Magallanes was often paired with Maria Tallchief. In one instance, he saved the opening night performance of Balanchine's elaborate production of The Nutcracker on February 2, 1954. Balanchine had choreographed the grand pas de deux for Tallchief and André Eglevsky, but at the eleventh hour Eglevsky injured his ankle and was unable to perform. With no understudy on standby, Magallanes learned the technically challenging part in one day's rehearsal and danced the Cavalier of the Sugar Plum Fairy.

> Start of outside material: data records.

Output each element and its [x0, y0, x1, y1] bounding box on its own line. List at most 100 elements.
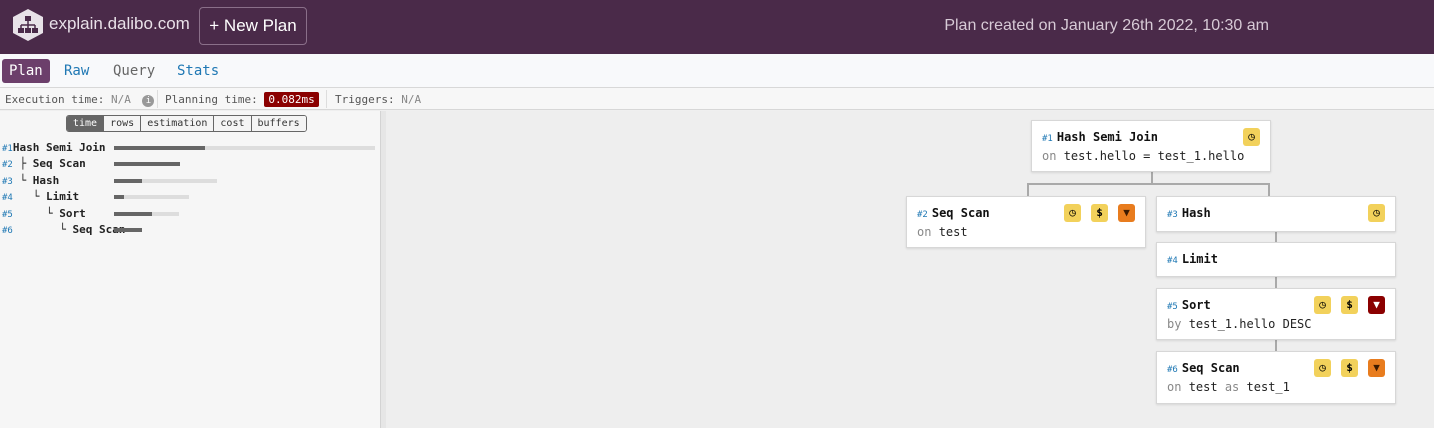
connector-line [1151, 172, 1153, 183]
node-detail: test.hello = test_1.hello [1063, 149, 1245, 163]
node-detail: test_1 [1246, 380, 1290, 394]
node-name: Hash Semi Join [1056, 130, 1158, 144]
node-id: #4 [1167, 256, 1178, 266]
node-id: #6 [2, 226, 13, 236]
tree-branch: ├ [19, 157, 33, 170]
node-id: #3 [1167, 210, 1178, 220]
node-id: #1 [2, 144, 13, 154]
node-keyword: by [1167, 317, 1182, 331]
tree-row[interactable]: #6 └ Seq Scan [2, 223, 125, 238]
tree-row[interactable]: #4 └ Limit [2, 190, 79, 205]
node-name: Hash [32, 174, 60, 187]
tree-row[interactable]: #2 ├ Seq Scan [2, 157, 86, 172]
plan-created-date: Plan created on January 26th 2022, 10:30… [944, 17, 1269, 34]
node-name: Limit [1181, 252, 1218, 266]
time-bar [114, 179, 217, 183]
plan-node-3[interactable]: #3 Hash ◷ [1156, 196, 1396, 232]
thumbs-down-icon[interactable]: ▼ [1118, 204, 1135, 222]
clock-icon[interactable]: ◷ [1243, 128, 1260, 146]
node-detail: test_1.hello DESC [1188, 317, 1312, 331]
mode-rows[interactable]: rows [103, 116, 141, 131]
view-mode-selector: time rows estimation cost buffers [66, 115, 307, 132]
connector-line [1275, 231, 1277, 242]
tab-plan[interactable]: Plan [2, 59, 50, 83]
node-name: Seq Scan [931, 206, 990, 220]
tree-branch: └ [19, 223, 73, 236]
node-name: Hash Semi Join [12, 141, 106, 154]
mode-time[interactable]: time [67, 116, 104, 131]
node-keyword: on [1167, 380, 1182, 394]
divider [326, 90, 327, 108]
connector-line [1268, 183, 1270, 196]
tree-branch: └ [19, 190, 46, 203]
plan-node-5[interactable]: #5 Sort by test_1.hello DESC ◷ $ ▼ [1156, 288, 1396, 340]
tree-row[interactable]: #5 └ Sort [2, 207, 86, 222]
time-bar-fill [114, 228, 142, 232]
node-id: #3 [2, 177, 13, 187]
node-id: #2 [917, 210, 928, 220]
node-id: #5 [1167, 302, 1178, 312]
tree-branch: └ [19, 174, 33, 187]
time-bar [114, 146, 375, 150]
clock-icon[interactable]: ◷ [1314, 296, 1331, 314]
connector-line [1027, 183, 1029, 196]
metrics-bar: Execution time: N/A i Planning time: 0.0… [0, 88, 1434, 110]
time-bar [114, 228, 142, 232]
time-bar-fill [114, 146, 206, 150]
execution-time-label: Execution time: [5, 93, 105, 106]
node-id: #1 [1042, 134, 1053, 144]
planning-time: Planning time: 0.082ms [165, 92, 319, 107]
dollar-icon[interactable]: $ [1341, 359, 1358, 377]
plan-node-6[interactable]: #6 Seq Scan on test as test_1 ◷ $ ▼ [1156, 351, 1396, 404]
plan-node-1[interactable]: #1 Hash Semi Join on test.hello = test_1.… [1031, 120, 1271, 172]
node-id: #6 [1167, 365, 1178, 375]
thumbs-down-icon[interactable]: ▼ [1368, 296, 1385, 314]
node-detail: test [938, 225, 968, 239]
tab-bar: Plan Raw Query Stats [0, 54, 1434, 88]
mode-cost[interactable]: cost [213, 116, 251, 131]
node-keyword: on [1042, 149, 1057, 163]
node-keyword: on [917, 225, 932, 239]
plan-graph-panel: #1 Hash Semi Join on test.hello = test_1.… [386, 111, 1434, 428]
clock-icon[interactable]: ◷ [1064, 204, 1081, 222]
planning-time-label: Planning time: [165, 93, 258, 106]
node-detail: test [1188, 380, 1218, 394]
time-bar-fill [114, 195, 124, 199]
dollar-icon[interactable]: $ [1341, 296, 1358, 314]
execution-time-value: N/A [110, 93, 131, 106]
brand-name[interactable]: explain.dalibo.com [49, 14, 190, 34]
tree-row[interactable]: #1Hash Semi Join [2, 141, 106, 156]
plan-node-4[interactable]: #4 Limit [1156, 242, 1396, 277]
triggers: Triggers: N/A [335, 93, 421, 106]
time-bar-fill [114, 212, 152, 216]
triggers-value: N/A [401, 93, 422, 106]
plan-node-2[interactable]: #2 Seq Scan on test ◷ $ ▼ [906, 196, 1146, 248]
clock-icon[interactable]: ◷ [1314, 359, 1331, 377]
time-bar [114, 162, 180, 166]
mode-buffers[interactable]: buffers [250, 116, 306, 131]
node-id: #4 [2, 193, 13, 203]
time-bar [114, 195, 189, 199]
new-plan-button[interactable]: + New Plan [199, 7, 307, 45]
info-icon[interactable]: i [142, 95, 155, 107]
node-name: Limit [45, 190, 80, 203]
node-id: #5 [2, 210, 13, 220]
node-name: Seq Scan [1181, 361, 1240, 375]
mode-estimation[interactable]: estimation [140, 116, 214, 131]
divider [157, 90, 158, 108]
time-bar-fill [114, 162, 180, 166]
thumbs-down-icon[interactable]: ▼ [1368, 359, 1385, 377]
tab-raw[interactable]: Raw [57, 59, 96, 83]
tab-query[interactable]: Query [106, 59, 162, 83]
connector-line [1275, 340, 1277, 351]
connector-line [1275, 277, 1277, 288]
tab-stats[interactable]: Stats [170, 59, 226, 83]
node-name: Sort [1181, 298, 1211, 312]
clock-icon[interactable]: ◷ [1368, 204, 1385, 222]
tree-row[interactable]: #3 └ Hash [2, 174, 59, 189]
time-bar-fill [114, 179, 142, 183]
dollar-icon[interactable]: $ [1091, 204, 1108, 222]
logo-icon[interactable] [12, 8, 44, 42]
node-id: #2 [2, 160, 13, 170]
plan-tree-panel: time rows estimation cost buffers #1Hash… [0, 111, 380, 428]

Magallanes embodied the Balanchinian archetype with the melancholy heroes of Serenade, La Valse, and La Sonnambula. He performed Orpheus, opposite Francisco Moncion as the Dark Angel and Tallchief as Eurydice. A set of photographs of the trio by George Platt Lynes suggests the drama of their interrelationships.

==Death==
Magallanes died of lung cancer at his home in North Merrick, Long Island at the age of 57.

==Legacy==
In 2013, Magallanes figured as a character in Nikolai and the Others, a play by Richard Nelson produced by the Lincoln Center Theater and presented at the Mitzi E. Newhouse Theater in New York. Depicting a gathering of Russian éemigré artists in the 1940s, the play includes a scene in which Balanchine choreographs Orpheus on Magallanes and Tallchief as Stravinsky looks on. Magallanes and Tallchief were played by Michael Rosen and Natalia Alonso; Balanchine was portrayed by Michael Cerveris. The play had a short run and was not a critical success.